By Scott Mechura EBS FOOD COLUMNIST
We see it all the time, restaurants and bars, somewhat
reluctantly, get on what Americans seem to think is a must for everything under
the sun: a list—from trivial websites created for no other reason than
advertising to programs such as Diners, Drive-ins and Dives.
Once an establishment gets overnight notoriety, things are
never the same. Then the inevitable: the atmosphere, uniqueness and quality
begin to suffer.
While living in Texas, I patronized one such eatery. It was,
of course, on a list for the best burger in the city. When the table next to me
overheard me lamenting over what might have been, they said the place was never
the same ever since the publicity.
On a more refined scale, the French have had the same
challenge for decades. Although instead of the dreaded triple D of Guy Fieri,
it’s the triple star from Le Guide de
Michelin.
Michelin star chefs are giving up their stars throughout
Europe. I would tell you that the rate at which chefs are returning stars is
unprecedented. But the reality is that the very fact they are doing it at all
is unprecedented. It wasn’t that many years ago that turning
down or giving up a coveted Michelin star was considered
business suicide. And fellow chefs would ask you, in the sincerest way, if you
had lost your mind.
While other French chefs, such as the late Bernard Loiseau,
have been quoted in books saying they wish they never would have received any
Michelin stars, or at least the coveted third star, the prickly British chef
Marco Pierre White may have been the first chef to renounce his stars when he
did so for his flagship London restaurant. White went so far as to ask Michelin
not to rank his Singapore restaurant or even patronize his restaurant, at least
while wearing their guide hat.
And they’re nor stopping at three stars. Jerome Brochot
received his very first star and returned it shortly after. Laguiole, France is
home to the father and son team of Michel and Sebastian Bras. Their legendary
eatery is set, somewhat inconspicuously, in the French countryside. They too
have given back their stars, citing too much pressure, day in and day out, to
the point of losing passion and diminishing the enjoyment of their craft. And
it’s happening all over Europe—from Nice to Tuscany, from London to San Sebastian.

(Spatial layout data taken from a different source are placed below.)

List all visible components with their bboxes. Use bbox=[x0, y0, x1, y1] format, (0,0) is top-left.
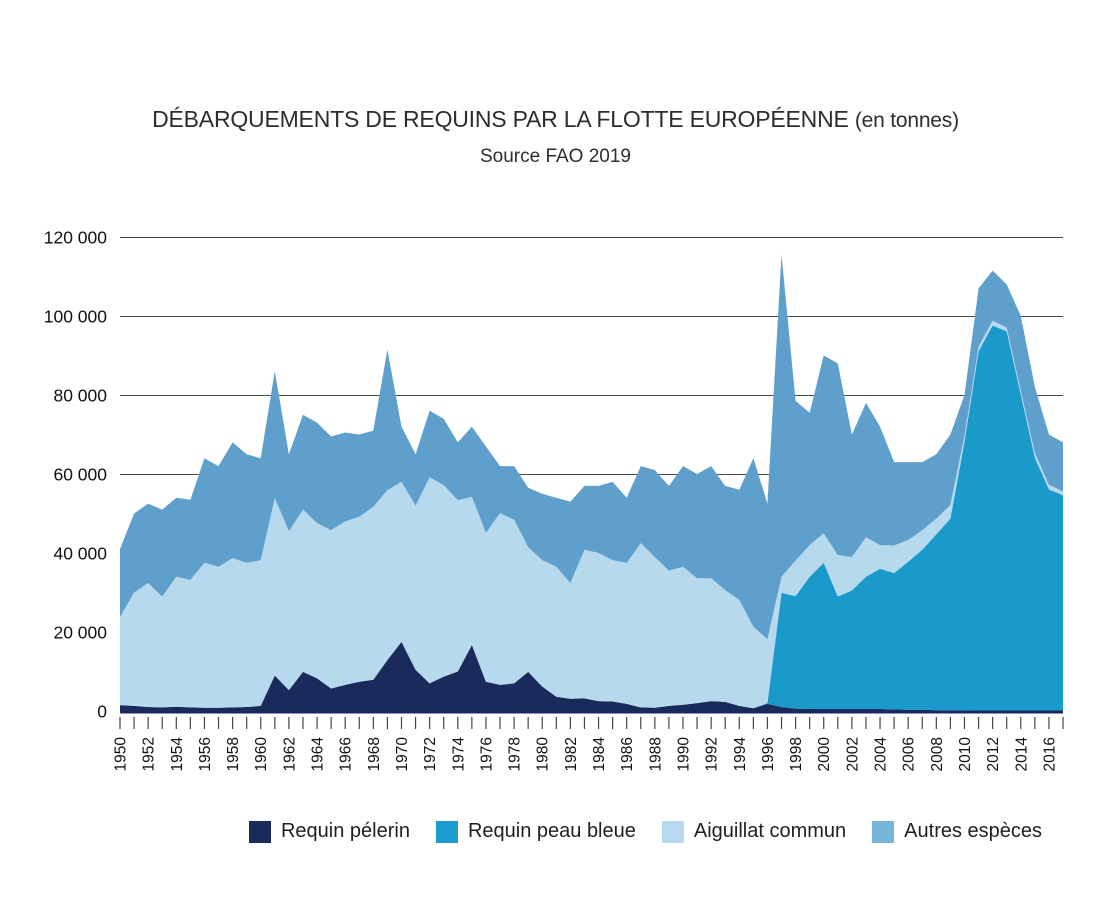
x-axis-label: 2002 bbox=[844, 737, 861, 771]
x-axis-label: 1990 bbox=[675, 737, 692, 772]
x-axis-label: 1974 bbox=[450, 737, 467, 772]
x-axis-label: 1956 bbox=[197, 737, 214, 771]
y-axis-label: 40 000 bbox=[53, 544, 107, 564]
x-axis-label: 1952 bbox=[141, 737, 158, 771]
x-axis-label: 1970 bbox=[394, 737, 411, 772]
x-axis-label: 1996 bbox=[760, 737, 777, 771]
x-axis-label: 1968 bbox=[366, 737, 383, 771]
x-axis-label: 1984 bbox=[591, 737, 608, 772]
page-title: DÉBARQUEMENTS DE REQUINS PAR LA FLOTTE E… bbox=[0, 106, 1111, 133]
legend-item-requin-peau-bleue: Requin peau bleue bbox=[435, 820, 636, 843]
x-axis-label: 1960 bbox=[253, 737, 270, 772]
x-axis-label: 2000 bbox=[816, 737, 833, 772]
x-axis-label: 1962 bbox=[281, 737, 298, 771]
legend-label: Requin pélerin bbox=[280, 820, 410, 842]
x-axis-label: 2010 bbox=[957, 737, 974, 772]
y-axis-label: 100 000 bbox=[44, 307, 108, 327]
x-axis-label: 1986 bbox=[619, 737, 636, 771]
y-axis-label: 20 000 bbox=[53, 623, 107, 643]
x-axis-label: 1958 bbox=[225, 737, 242, 771]
legend-swatch bbox=[872, 820, 895, 843]
x-axis-label: 2008 bbox=[929, 737, 946, 771]
legend-label: Requin peau bleue bbox=[467, 820, 636, 842]
legend-item-aiguillat-commun: Aiguillat commun bbox=[661, 820, 847, 843]
x-axis-label: 1994 bbox=[732, 737, 749, 772]
x-axis-label: 1972 bbox=[422, 737, 439, 771]
area-autres-esp-ces bbox=[120, 254, 1063, 640]
y-axis-label: 60 000 bbox=[53, 465, 107, 485]
area-aiguillat-commun bbox=[120, 320, 1063, 709]
x-axis-label: 2004 bbox=[873, 737, 890, 772]
x-axis-label: 1998 bbox=[788, 737, 805, 771]
legend-label: Autres espèces bbox=[904, 820, 1043, 842]
y-axis-label: 0 bbox=[97, 702, 107, 722]
legend-swatch bbox=[248, 820, 271, 843]
x-axis-label: 1954 bbox=[169, 737, 186, 772]
x-axis-label: 1982 bbox=[563, 737, 580, 771]
area-requin-peau-bleue bbox=[120, 325, 1063, 711]
x-axis-label: 1976 bbox=[478, 737, 495, 771]
legend-label: Aiguillat commun bbox=[693, 820, 847, 842]
y-axis-label: 80 000 bbox=[53, 386, 107, 406]
legend-swatch bbox=[661, 820, 684, 843]
legend-item-requin-p-lerin: Requin pélerin bbox=[248, 820, 410, 843]
chart-legend: Requin pélerin Requin peau bleue Aiguillat… bbox=[90, 820, 1111, 843]
x-axis-label: 2006 bbox=[901, 737, 918, 771]
page-title-main: DÉBARQUEMENTS DE REQUINS PAR LA FLOTTE E… bbox=[152, 106, 849, 132]
page-subtitle: Source FAO 2019 bbox=[479, 146, 632, 167]
x-axis-label: 1966 bbox=[338, 737, 355, 771]
x-axis-label: 1980 bbox=[535, 737, 552, 772]
y-axis-label: 120 000 bbox=[44, 228, 108, 248]
x-axis-label: 2012 bbox=[985, 737, 1002, 771]
legend-swatch bbox=[435, 820, 458, 843]
x-axis-label: 1992 bbox=[704, 737, 721, 771]
x-axis-label: 2014 bbox=[1013, 737, 1030, 772]
x-axis-label: 2016 bbox=[1041, 737, 1058, 771]
legend-item-autres-esp-ces: Autres espèces bbox=[872, 820, 1042, 843]
x-axis-label: 1950 bbox=[113, 737, 130, 772]
x-axis-label: 1964 bbox=[310, 737, 327, 772]
page-title-unit: (en tonnes) bbox=[854, 109, 959, 132]
x-axis-label: 1978 bbox=[507, 737, 524, 771]
x-axis-label: 1988 bbox=[647, 737, 664, 771]
area-requin-p-lerin bbox=[120, 641, 1063, 711]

If you still don’t think that restaurants and restauranteurs
feel a pressure most other businesses can’t imagine, or that we are compelled
to besiege and ingest what someone deemed an exceptional restaurant, no matter
what we leave in our wake, consider this: Do actors give back Oscars or Tonys?
Do scientists say thanks but no thanks to the Nobel Prize? Has a Pulitzer ever
been turned down? So, what are we to do?
Perhaps there is still something to be said about simply
enjoying the experience and just taking in the moment. For me, there’s
something about knowing that you may have your own little corner of the
world—that place that makes the best Boulevardier, the silkiest foie gras
torchon or even the best burger.
We may just be inadvertently be putting unnecessary pressure
on these chefs by holding them in such high regard. In the end, it is, after
all, only food.
Scott Mechura has
spent a life in the hospitality industry. He is a former certified beer judge
and currently the executive chef at Buck’s T-4 Lodge in Big Sky.